Hurricane Evacuation Route Sign
All Things Creole,  Lifestyle

The Hurricane Spell

I am a Louisianian, born and raised here and will probably never leave. I love it here. You live where people give you the head nod at the stop sign, you can buy alcohol at a drive through and everybody is family. We take the good with the bad and trust me, we have a ton of bad. We even take the hurricanes. People ask why do you stay and wait for something so devastating and the answer is this is my home.

The Loudest Quiet

There is a certain eeriness and surreal feel in the air when a hurricane is on its’ way. There is the loudest quiet. The rushing around to get groceries, hurrying to wash clothes, clean the house and get everything tied down outside before the storm hits. The phone calls to see who’s staying and who’s leaving, wondering will it be ok. Wondering if I leave will I have something to come back to. Wondering if I stay then what will I face.

Hurricane sky
The Hurricane Spell

Leaving the Storm

Driving out of town you look ahead of you and the vehicles going towards the storm are utility bucket trucks, ambulances and police cars from states like Ohio and Indiana. 18 wheelers carrying huge generators and an endless line of National Guard vehicles fill the interstate. The quiet gets louder. Lines and lines of bucket trucks with brave lineman coming to save the day. Fuel trucks coming to fill empty gas stations and grocery store trucks coming to fill empty shelves.

Staying for the Storm

If you decide to stay for the hurricane, there comes a time when all the preparation is done. Lastly, the house is clean, food cooked, water bought, bathtubs filled with water to flush toilets in the event the water stops working. You soak up all the air conditioning, electricity and charged devices you can. Long hot showers are a necessity because who knows when that will happen again. Happily watching tv and movies and knowing that within 24 hours the humming heartbeat of your home will grow silent. The quiet gets even louder. The storm gets ever closer.

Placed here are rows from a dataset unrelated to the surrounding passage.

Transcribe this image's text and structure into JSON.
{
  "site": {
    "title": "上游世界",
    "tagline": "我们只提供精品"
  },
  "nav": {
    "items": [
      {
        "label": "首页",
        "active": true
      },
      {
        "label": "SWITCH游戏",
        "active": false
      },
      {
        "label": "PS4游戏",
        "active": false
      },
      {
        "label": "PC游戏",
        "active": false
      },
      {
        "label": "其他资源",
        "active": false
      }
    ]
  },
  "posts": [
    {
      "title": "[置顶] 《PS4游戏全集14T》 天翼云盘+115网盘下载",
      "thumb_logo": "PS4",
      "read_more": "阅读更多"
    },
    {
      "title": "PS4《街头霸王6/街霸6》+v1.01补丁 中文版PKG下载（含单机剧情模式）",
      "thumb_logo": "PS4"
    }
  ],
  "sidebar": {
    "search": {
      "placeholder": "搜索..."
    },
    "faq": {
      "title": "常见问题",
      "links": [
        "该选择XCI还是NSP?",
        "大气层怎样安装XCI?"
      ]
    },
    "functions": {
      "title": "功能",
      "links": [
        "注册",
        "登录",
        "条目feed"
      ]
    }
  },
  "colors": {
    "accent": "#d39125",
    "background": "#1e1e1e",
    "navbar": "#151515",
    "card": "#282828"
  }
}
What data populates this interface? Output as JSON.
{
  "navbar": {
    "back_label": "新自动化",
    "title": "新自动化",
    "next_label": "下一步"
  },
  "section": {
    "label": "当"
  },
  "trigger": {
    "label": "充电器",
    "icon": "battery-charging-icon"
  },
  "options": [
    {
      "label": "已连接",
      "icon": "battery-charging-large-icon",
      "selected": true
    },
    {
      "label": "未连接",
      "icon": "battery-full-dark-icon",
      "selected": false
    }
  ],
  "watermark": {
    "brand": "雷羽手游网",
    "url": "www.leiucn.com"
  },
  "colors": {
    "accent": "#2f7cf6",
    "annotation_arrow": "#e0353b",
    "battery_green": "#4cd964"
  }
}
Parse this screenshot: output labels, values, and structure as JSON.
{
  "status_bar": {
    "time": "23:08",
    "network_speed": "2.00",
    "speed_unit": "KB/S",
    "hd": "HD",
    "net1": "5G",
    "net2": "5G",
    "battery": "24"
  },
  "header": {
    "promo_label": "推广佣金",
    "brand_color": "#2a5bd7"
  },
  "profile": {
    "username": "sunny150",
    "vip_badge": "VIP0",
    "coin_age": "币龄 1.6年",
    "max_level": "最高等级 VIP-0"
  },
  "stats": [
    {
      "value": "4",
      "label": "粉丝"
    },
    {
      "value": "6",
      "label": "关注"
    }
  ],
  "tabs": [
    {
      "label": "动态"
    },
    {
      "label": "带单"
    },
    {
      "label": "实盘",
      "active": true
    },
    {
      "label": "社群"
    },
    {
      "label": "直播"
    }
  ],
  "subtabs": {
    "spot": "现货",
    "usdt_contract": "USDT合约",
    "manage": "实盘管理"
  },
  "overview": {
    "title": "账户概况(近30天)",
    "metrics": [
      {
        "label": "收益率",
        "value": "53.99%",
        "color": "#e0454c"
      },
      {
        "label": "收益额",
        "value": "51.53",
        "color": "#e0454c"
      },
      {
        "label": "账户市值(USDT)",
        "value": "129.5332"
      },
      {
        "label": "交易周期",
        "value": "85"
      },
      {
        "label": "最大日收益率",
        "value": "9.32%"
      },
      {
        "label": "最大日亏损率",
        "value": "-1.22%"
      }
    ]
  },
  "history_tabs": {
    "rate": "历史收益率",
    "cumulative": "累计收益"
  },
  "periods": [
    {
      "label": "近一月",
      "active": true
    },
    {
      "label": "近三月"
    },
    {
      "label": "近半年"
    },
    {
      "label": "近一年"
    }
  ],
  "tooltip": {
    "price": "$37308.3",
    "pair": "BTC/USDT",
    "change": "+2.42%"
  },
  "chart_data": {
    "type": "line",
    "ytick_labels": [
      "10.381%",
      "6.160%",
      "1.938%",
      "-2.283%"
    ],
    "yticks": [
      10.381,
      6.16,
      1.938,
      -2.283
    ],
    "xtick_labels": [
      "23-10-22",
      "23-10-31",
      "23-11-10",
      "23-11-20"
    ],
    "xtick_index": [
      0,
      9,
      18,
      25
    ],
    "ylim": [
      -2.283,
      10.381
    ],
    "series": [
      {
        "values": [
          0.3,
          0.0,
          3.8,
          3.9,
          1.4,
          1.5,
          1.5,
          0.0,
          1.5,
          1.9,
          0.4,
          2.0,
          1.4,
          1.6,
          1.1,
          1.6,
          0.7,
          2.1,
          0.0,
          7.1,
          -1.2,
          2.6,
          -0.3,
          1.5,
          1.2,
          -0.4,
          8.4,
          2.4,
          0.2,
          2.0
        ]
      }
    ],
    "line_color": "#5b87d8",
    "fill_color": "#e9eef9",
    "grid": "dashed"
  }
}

Hours of watching the news, checking weather apps and falling into an anxious sleep. It gets a little closer and grows stronger and meaner. Then it’s here. It’s time to meet and you pray that this August 29th won’t be like those August 29th days from before.

We pray for her to release her spell and for the loud quiet to go away. Anxiously waiting the humming heartbeat to switch back on and cool our sweaty brows and tired hearts. There is a collective prayer for Louisiana, our home, our place we love. We don’t break but bend with the strong hurricane winds. We recover and rebuild and we reclaim what home is.